Maria Sharapova, five-time Grand Slam winner, has announced her retirement from Tennis.
Sharapova, one of the world’s most recognisable sportswomen, called it quit after 28 years of being involved with the sport.
“Tennis – I’m saying goodbye,” 32 year-old Sharapova said in an 1,148 word article for Vogue and Vanity Fair magazines.
“After 28 years and five Grand Slam titles, though, I’m ready to scale another mountain – to compete on a different type of terrain.”
“Sport gave me a life. I’ll miss it every day”.
Sharapova has not been the same, since she returned to tennis after a two year drug ban.
She suffered a shoulder injury and slipped to 373rd in the world ranking.
Pundits say it is not surprising that the Florida-based star feels it is time to walk away from sport that has given her so much fame.
The Russian won five singles majors, the first being the 2004 Wimbledon title at 17 against Serena Williams, in which she shocked the American.
However at the 2016 Australian Open, she tested positive for banned substance, Meldonium, and was never the same player when she returned to the circuit after serving a 15-month ban.
Her last match was a straight-sets defeat to Donna Vekic in the first round of the 2020 Australian Open.
However, she did not give details about what she will do next, only hinting that she will enjoy her break from the game with things like “lingering over a morning cup of coffee, unexpected weekend getaways” and “dance classes”.
“How do you leave behind the only life you’ve ever known?
“How do you walk away from the courts you’ve trained on since you were a little girl, the game that you love – one which brought you untold tears and unspeakable joys – a sport where you found a family, along with fans who rallied behind you for more than 28 years?
“After 28 years and five Grand Slam titles I’m ready to scale another mountain — to compete on a different type of terrain.
“I’m new to this, so please forgive me.

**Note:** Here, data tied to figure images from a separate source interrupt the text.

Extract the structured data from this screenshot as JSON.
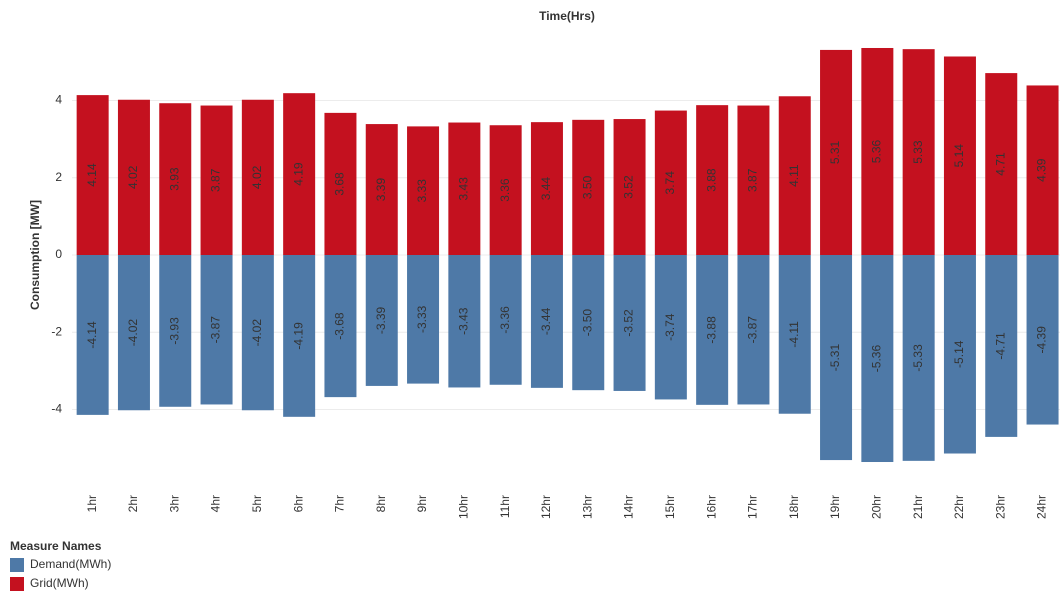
{
  "chart_data": {
    "type": "bar",
    "title": "Time(Hrs)",
    "y_label": "Consumption [MW]",
    "categories": [
      "1hr",
      "2hr",
      "3hr",
      "4hr",
      "5hr",
      "6hr",
      "7hr",
      "8hr",
      "9hr",
      "10hr",
      "11hr",
      "12hr",
      "13hr",
      "14hr",
      "15hr",
      "16hr",
      "17hr",
      "18hr",
      "19hr",
      "20hr",
      "21hr",
      "22hr",
      "23hr",
      "24hr"
    ],
    "series": [
      {
        "name": "Demand(MWh)",
        "color": "#4e79a7",
        "values": [
          -4.14,
          -4.02,
          -3.93,
          -3.87,
          -4.02,
          -4.19,
          -3.68,
          -3.39,
          -3.33,
          -3.43,
          -3.36,
          -3.44,
          -3.5,
          -3.52,
          -3.74,
          -3.88,
          -3.87,
          -4.11,
          -5.31,
          -5.36,
          -5.33,
          -5.14,
          -4.71,
          -4.39
        ],
        "value_labels": [
          "-4.14",
          "-4.02",
          "-3.93",
          "-3.87",
          "-4.02",
          "-4.19",
          "-3.68",
          "-3.39",
          "-3.33",
          "-3.43",
          "-3.36",
          "-3.44",
          "-3.50",
          "-3.52",
          "-3.74",
          "-3.88",
          "-3.87",
          "-4.11",
          "-5.31",
          "-5.36",
          "-5.33",
          "-5.14",
          "-4.71",
          "-4.39"
        ]
      },
      {
        "name": "Grid(MWh)",
        "color": "#c4111f",
        "values": [
          4.14,
          4.02,
          3.93,
          3.87,
          4.02,
          4.19,
          3.68,
          3.39,
          3.33,
          3.43,
          3.36,
          3.44,
          3.5,
          3.52,
          3.74,
          3.88,
          3.87,
          4.11,
          5.31,
          5.36,
          5.33,
          5.14,
          4.71,
          4.39
        ],
        "value_labels": [
          "4.14",
          "4.02",
          "3.93",
          "3.87",
          "4.02",
          "4.19",
          "3.68",
          "3.39",
          "3.33",
          "3.43",
          "3.36",
          "3.44",
          "3.50",
          "3.52",
          "3.74",
          "3.88",
          "3.87",
          "4.11",
          "5.31",
          "5.36",
          "5.33",
          "5.14",
          "4.71",
          "4.39"
        ]
      }
    ],
    "ylim": [
      -5.8,
      5.8
    ],
    "yticks": [
      -4,
      -2,
      0,
      2,
      4
    ],
    "grid": true,
    "legend_title": "Measure Names",
    "legend": "bottom-left"
  }
}
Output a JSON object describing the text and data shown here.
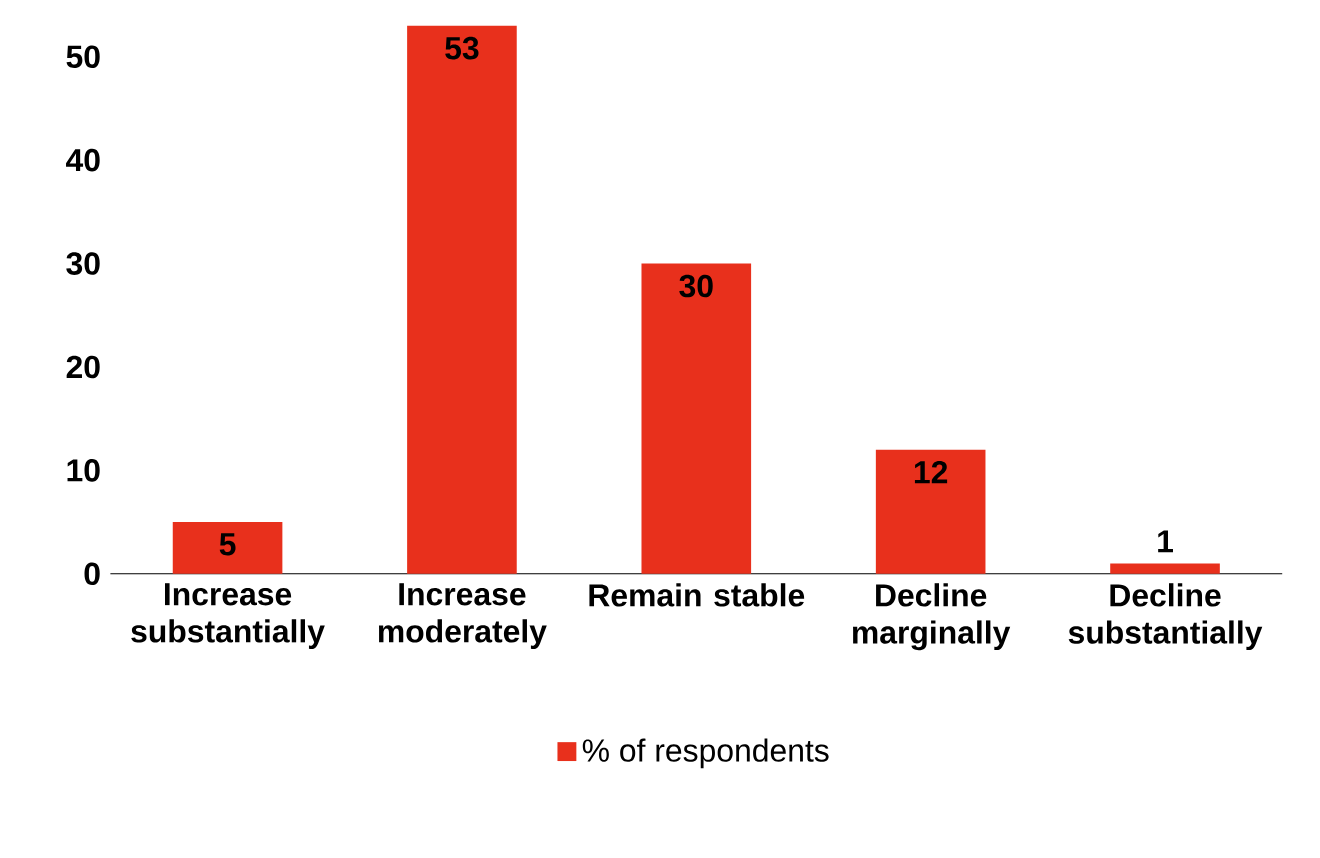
{
  "chart_data": {
    "type": "bar",
    "categories": [
      "Increase substantially",
      "Increase moderately",
      "Remain stable",
      "Decline marginally",
      "Decline substantially"
    ],
    "series": [
      {
        "name": "% of respondents",
        "color": "#e8301c",
        "values": [
          5,
          53,
          30,
          12,
          1
        ]
      }
    ],
    "ylim": [
      0,
      53
    ],
    "yticks": [
      0,
      10,
      20,
      30,
      40,
      50
    ],
    "data_labels": true,
    "legend": "bottom"
  }
}
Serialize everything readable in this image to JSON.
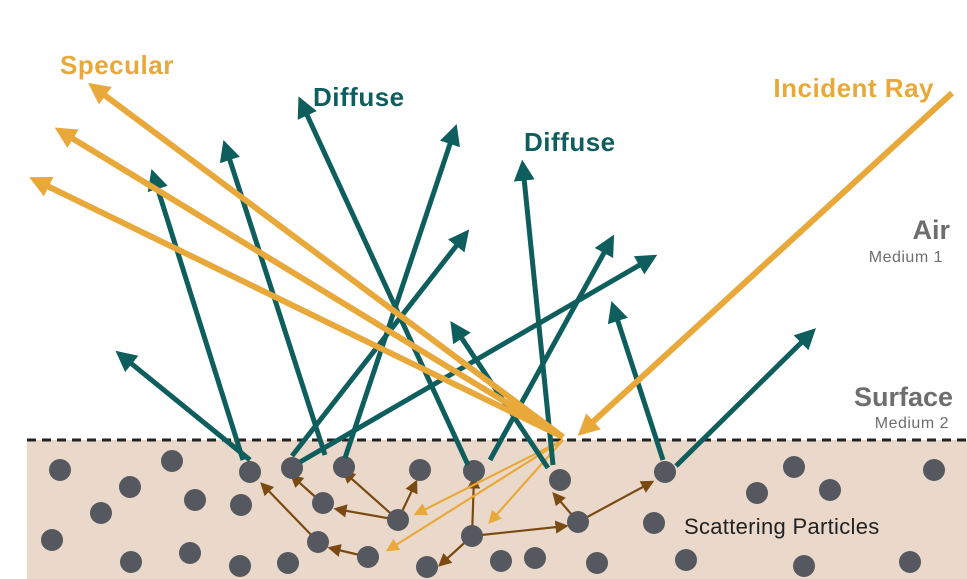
{
  "labels": {
    "specular": "Specular",
    "diffuse_1": "Diffuse",
    "diffuse_2": "Diffuse",
    "incident_ray": "Incident Ray",
    "air": "Air",
    "medium_1": "Medium 1",
    "surface": "Surface",
    "medium_2": "Medium 2",
    "scattering_particles": "Scattering Particles"
  },
  "colors": {
    "specular": "#E8A83A",
    "diffuse": "#0F5E5E",
    "internal_scatter": "#7A4A12",
    "medium_2_fill": "#EAD9CB",
    "particle": "#55585E",
    "medium_label": "#6E6E6E",
    "boundary": "#222222"
  }
}
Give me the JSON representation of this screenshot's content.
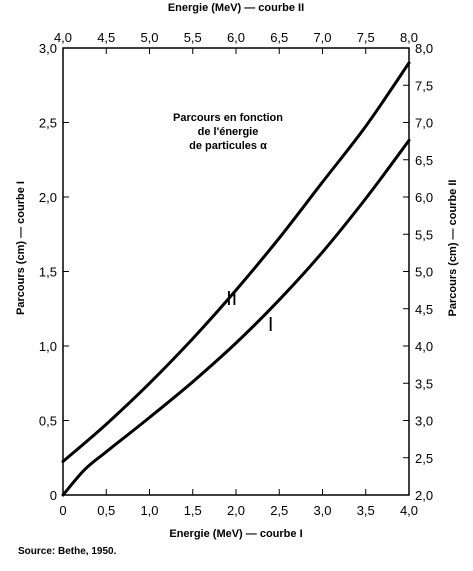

Tennis — I’m saying goodbye.
“One of the keys to my success was that I never looked back and I never looked forward. I believed that if I kept grinding and grinding, I could push myself to an incredible place.
“But there is no mastering tennis — you must simply keep heeding the demands of the court while trying to quiet those incessant thoughts in the back of your mind.
“Throughout my career, Is it worth it? was never even a question — in the end, it always was.
“My mental fortitude has always been my strongest weapon. Even if my opponent was physically stronger, more confident — even just plain better — I could, and did, persevere.
“I’ve never really felt compelled to speak about work, or effort, or grit — every athlete understands the unspoken sacrifices they must make to succeed.
“But as I embark on my next chapter, I want anyone who dreams of excelling in anything to know that doubt and judgment are inevitable: You will fail hundreds of times, and the world will watch you.” She added.